ZKBS-Özdemir: Handlungsblockade der ZKBS gefährdet die Forschung in Deutschland

                                              Frankfurt/Main, den 27.03.2023

 

Handlungsblockade der ZKBS gefährdet die Forschung in Deutschland

 

Sehr geehrter Herr Bundesminister Özdemir,

mit großer Sorge beobachten wir die fortschreitende Arbeitsunfähigkeit der Zentralen Kommission für biologische Sicherheit (ZKBS), bedingt durch die augenscheinliche Verzögerung von Neubesetzungen einer noch nie dagewesenen Vielzahl der dort offenen Positionen.
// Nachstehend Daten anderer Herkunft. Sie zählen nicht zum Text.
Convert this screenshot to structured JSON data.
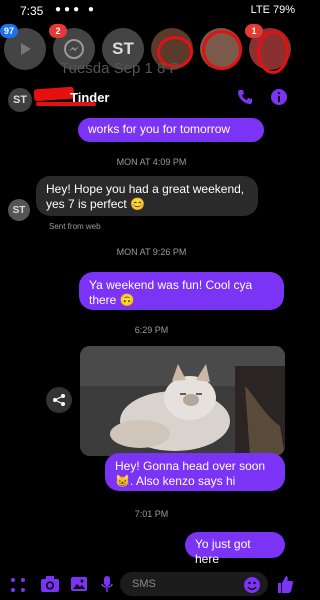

Die ZKBS ist ein ehrenamtlich tätiges Expertengremium, das gentechnisch veränderte Organismen (GVO) auf mögliche Risiken für den Menschen, Tiere und die Umwelt prüft und entsprechende Stellungnahmen abgibt. Diese gelten als Richtlinien für die jeweiligen Landes- und Bundesbehörden, die für die Bewilligung genetischer Vorhaben zuständig sind. Wie Sie als verantwortlicher Minister wissen, betrifft eine Arbeitsunfähigkeit der ZKBS alle Forschungsvorhaben mit gentechnischen Aspekten. So können beispielsweise notwendige Forschungsarbeiten zur Entwicklung von Impfstoffen, Krebstherapeutika oder Gentherapien ohne eine vorherige Bewertung durch die ZKBS nicht stattfinden. Das bedeutet, die von der ZKBS bereits angekündigte Arbeitsverzögerung betrifft große Teile der Lebenswissenschaften – insbesondere die Erforschung von Viren, für die gentechnische Methoden unverzichtbar sind. Das Ausmaß der negativen Auswirkungen für den Forschungsstandort Deutschland – insbesondere für den Bereich der Virologie – bedarf an dieser Stelle sicherlich keiner näheren Beschreibung.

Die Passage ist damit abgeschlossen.